WITTELS, KRAUS E IL CULTO DELLA “DONNA BAMBINA”

Da Freud imparammo che la repressione degli istinti sessuali rendeva gli uomini nevrotici… Quello che allora non sapevamo era che negli ex puritani una sessualità senza freni avrebbe avuto la stessa conseguenza.  
F. WITTELS, in E. Timms, 1995.  

Come già ricordato, all’inizio del 1907, due anni dopo la laurea, Wittels pubblicò su Die Fackel il saggio Il più grande crimine nel Codice Penale. A seguito di questa pubblicazione nella vita di Wittels avvennero due fatti importanti: l’inizio del sodalizio amicale con Karl Kraus e l’ingresso nella Società psicologica del mercoledì di Freud.   
    Wittels già conosceva sia Freud che Kraus: infatti, nella primavera dell’anno precedente aveva cominciato a seguire le lezioni che ogni sabato Freud teneva all’Università e, verso la fine dello stesso anno, si era messo in contatto con Kraus con una lettera impudente nella quale gli chiedeva di pubblicare un suo racconto su Die Fackel: «Lei ha pubblicato un racconto di Strindberg. Io ho scritto alcuni racconti e mi venga un accidente se ciascuno di essi non è migliore di quello di Strindberg [...]» (Timms, 1995, p. 45).
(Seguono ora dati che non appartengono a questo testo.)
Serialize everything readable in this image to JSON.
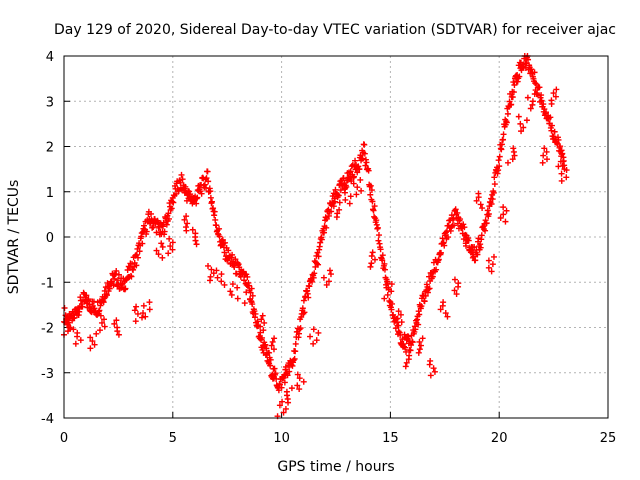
{
  "chart_data": {
    "type": "scatter",
    "title": "Day 129 of 2020, Sidereal Day-to-day VTEC variation (SDTVAR) for receiver ajac",
    "xlabel": "GPS time / hours",
    "ylabel": "SDTVAR / TECUs",
    "xlim": [
      0,
      25
    ],
    "ylim": [
      -4,
      4
    ],
    "xticks": [
      0,
      5,
      10,
      15,
      20,
      25
    ],
    "yticks": [
      -4,
      -3,
      -2,
      -1,
      0,
      1,
      2,
      3,
      4
    ],
    "grid": true,
    "marker": "+",
    "colors": {
      "series": "#ff0000",
      "axis": "#000000",
      "grid": "#b4b4b4"
    },
    "series": [
      {
        "name": "SDTVAR",
        "trace_x": [
          0,
          0.3,
          0.6,
          0.9,
          1.2,
          1.5,
          1.8,
          2.1,
          2.4,
          2.7,
          3.0,
          3.3,
          3.6,
          3.9,
          4.2,
          4.5,
          4.8,
          5.1,
          5.4,
          5.7,
          6.0,
          6.3,
          6.6,
          6.9,
          7.2,
          7.5,
          7.8,
          8.1,
          8.4,
          8.7,
          9.0,
          9.3,
          9.6,
          9.9,
          10.2,
          10.5,
          10.8,
          11.1,
          11.4,
          11.7,
          12.0,
          12.3,
          12.6,
          12.9,
          13.2,
          13.5,
          13.8,
          14.1,
          14.4,
          14.7,
          15.0,
          15.3,
          15.6,
          15.9,
          16.2,
          16.5,
          16.8,
          17.1,
          17.4,
          17.7,
          18.0,
          18.3,
          18.6,
          18.9,
          19.2,
          19.5,
          19.8,
          20.1,
          20.4,
          20.7,
          21.0,
          21.3,
          21.6,
          21.9,
          22.2,
          22.5,
          22.8,
          23.0
        ],
        "trace_y": [
          -1.7,
          -1.9,
          -1.6,
          -1.4,
          -1.5,
          -1.6,
          -1.3,
          -1.0,
          -0.9,
          -1.1,
          -0.8,
          -0.5,
          0.0,
          0.4,
          0.3,
          0.1,
          0.5,
          1.0,
          1.2,
          0.9,
          0.8,
          1.1,
          1.3,
          0.5,
          -0.1,
          -0.4,
          -0.6,
          -0.8,
          -1.0,
          -1.6,
          -2.2,
          -2.6,
          -3.0,
          -3.3,
          -3.0,
          -2.8,
          -2.0,
          -1.4,
          -0.9,
          -0.4,
          0.3,
          0.7,
          1.0,
          1.2,
          1.4,
          1.6,
          1.9,
          1.0,
          0.2,
          -0.7,
          -1.5,
          -2.0,
          -2.3,
          -2.4,
          -1.9,
          -1.4,
          -1.0,
          -0.6,
          -0.2,
          0.2,
          0.5,
          0.2,
          -0.2,
          -0.4,
          0.0,
          0.6,
          1.2,
          2.0,
          2.8,
          3.4,
          3.8,
          3.9,
          3.5,
          3.1,
          2.7,
          2.3,
          1.9,
          1.5
        ],
        "cloud_x": [
          0.1,
          0.6,
          1.3,
          1.8,
          2.5,
          3.4,
          3.8,
          4.4,
          4.9,
          5.5,
          6.1,
          6.7,
          7.2,
          7.8,
          8.5,
          9.1,
          9.5,
          10.0,
          10.4,
          10.9,
          11.5,
          12.1,
          12.5,
          13.1,
          13.5,
          14.2,
          14.9,
          15.4,
          15.8,
          16.3,
          16.9,
          17.5,
          18.0,
          18.6,
          19.1,
          19.6,
          20.2,
          20.6,
          21.1,
          21.5,
          22.1,
          22.6,
          22.9
        ],
        "cloud_y": [
          -2.0,
          -2.2,
          -2.3,
          -1.9,
          -2.0,
          -1.7,
          -1.6,
          -0.3,
          -0.2,
          0.3,
          0.0,
          -0.8,
          -0.9,
          -1.2,
          -1.3,
          -1.9,
          -2.4,
          -3.8,
          -3.5,
          -3.2,
          -2.2,
          -0.9,
          0.6,
          0.9,
          1.1,
          -0.5,
          -1.2,
          -1.8,
          -2.7,
          -2.4,
          -2.9,
          -1.6,
          -1.1,
          -0.3,
          0.8,
          -0.6,
          0.5,
          1.8,
          2.5,
          3.0,
          1.8,
          3.1,
          1.4
        ]
      }
    ]
  }
}
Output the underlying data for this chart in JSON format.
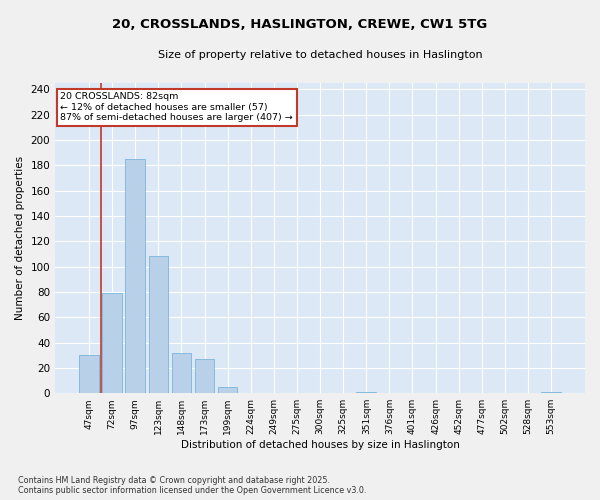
{
  "title_line1": "20, CROSSLANDS, HASLINGTON, CREWE, CW1 5TG",
  "title_line2": "Size of property relative to detached houses in Haslington",
  "xlabel": "Distribution of detached houses by size in Haslington",
  "ylabel": "Number of detached properties",
  "categories": [
    "47sqm",
    "72sqm",
    "97sqm",
    "123sqm",
    "148sqm",
    "173sqm",
    "199sqm",
    "224sqm",
    "249sqm",
    "275sqm",
    "300sqm",
    "325sqm",
    "351sqm",
    "376sqm",
    "401sqm",
    "426sqm",
    "452sqm",
    "477sqm",
    "502sqm",
    "528sqm",
    "553sqm"
  ],
  "values": [
    30,
    79,
    185,
    108,
    32,
    27,
    5,
    0,
    0,
    0,
    0,
    0,
    1,
    0,
    0,
    0,
    0,
    0,
    0,
    0,
    1
  ],
  "bar_color": "#b8d0e8",
  "bar_edge_color": "#6aaed6",
  "vline_color": "#c0392b",
  "annotation_text": "20 CROSSLANDS: 82sqm\n← 12% of detached houses are smaller (57)\n87% of semi-detached houses are larger (407) →",
  "annotation_box_color": "#ffffff",
  "annotation_box_edge": "#c0392b",
  "ylim": [
    0,
    245
  ],
  "yticks": [
    0,
    20,
    40,
    60,
    80,
    100,
    120,
    140,
    160,
    180,
    200,
    220,
    240
  ],
  "background_color": "#dce8f5",
  "grid_color": "#ffffff",
  "fig_bg_color": "#f0f0f0",
  "footer_line1": "Contains HM Land Registry data © Crown copyright and database right 2025.",
  "footer_line2": "Contains public sector information licensed under the Open Government Licence v3.0."
}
    Nel 1907 per Wittels iniziarono tre anni straordinari per intensità, complessità e contraddizioni. C’è da chiedersi quanti sarebbero usciti psichicamente integri dopo aver avuto le sue esperienze di vita e come egli sia stato in grado di far fronte a tutto quello cui andò incontro in quegli anni, un vero e proprio precipitato della cultura viennese dell’epoca. Con fatica ci immaginiamo questo medico meno che trentenne che non riusciva a assolvere gli impegni professionali come forse avrebbe voluto, che si trovava a assorbire e a fare propri le idee e lo stile di vita dell’amico Kraus, che partecipava senza risparmio di energie ai dibattiti feroci e alle contese personali dei frequentatori delle riunioni serali a casa di Freud, che non intendeva rinunciare alla sua creatività di scrittore e che, infine, voleva sperimentare sulla sua pelle la storia sentimentale e sessuale, estrema e anticonvenzionale, con la giovanissima attrice Irma Karczewska.
    D’altra parte, nella Vienna di quegli anni molti di coloro che per primi aderirono al nascente movimento psicoanalitico si erano dati un compito arduo e ambizioso: curare le anime, ricercare e pretendere una nuova morale sessuale, mettere le proprie esperienze a cuocere nel calderone della psicoanalisi e, nello stesso tempo, divulgare con uno specifico linguaggio scientifico, letterario e artistico i frutti della loro inquietudine.  
    In quei tre-quattro anni Wittels fu un personaggio ingombrante all’interno della cerchia dei primi psicoanalisti e possiamo, in qualche modo, affermare che i suoi interventi, le sue pubblicazioni e il suo modo di vivere costituirono il suo personale esperimento di coniugare i principi della rivoluzione freudiana con le idee di altri “ribelli” dell’epoca, uno dei quali fu sicuramente Kraus.
    Karl Kraus nacque a Jičín in Boemia il 28 aprile 1874, nono figlio di Jacob Kraus, commerciante e industriale ebreo, e di Ernestine Kantor. Quando aveva tre anni la famiglia si trasferì a Vienna. Iniziò gli studi di diritto, di filosofia e di  lingua tedesca e molto presto collaborò come critico a numerose riviste teatrali. Dopo una prima adesione alla Jung Wien manifestò il suo netto distacco da questo gruppo nell’articolo scritto nel 1897 La letteratura demolita, una feroce critica sociale, nella quale mostrava lo scadimento morale e sociale della sua società, denunciava come ridicola la decadenza fin de siècle, disprezzava la pittura di Gustav Klimt e attaccava il suo grande amico von Hofmannstahl. Nel 1899 fondò il settimanale Die Fackel, che dal 1912 al 1936 scrisse completamene da solo.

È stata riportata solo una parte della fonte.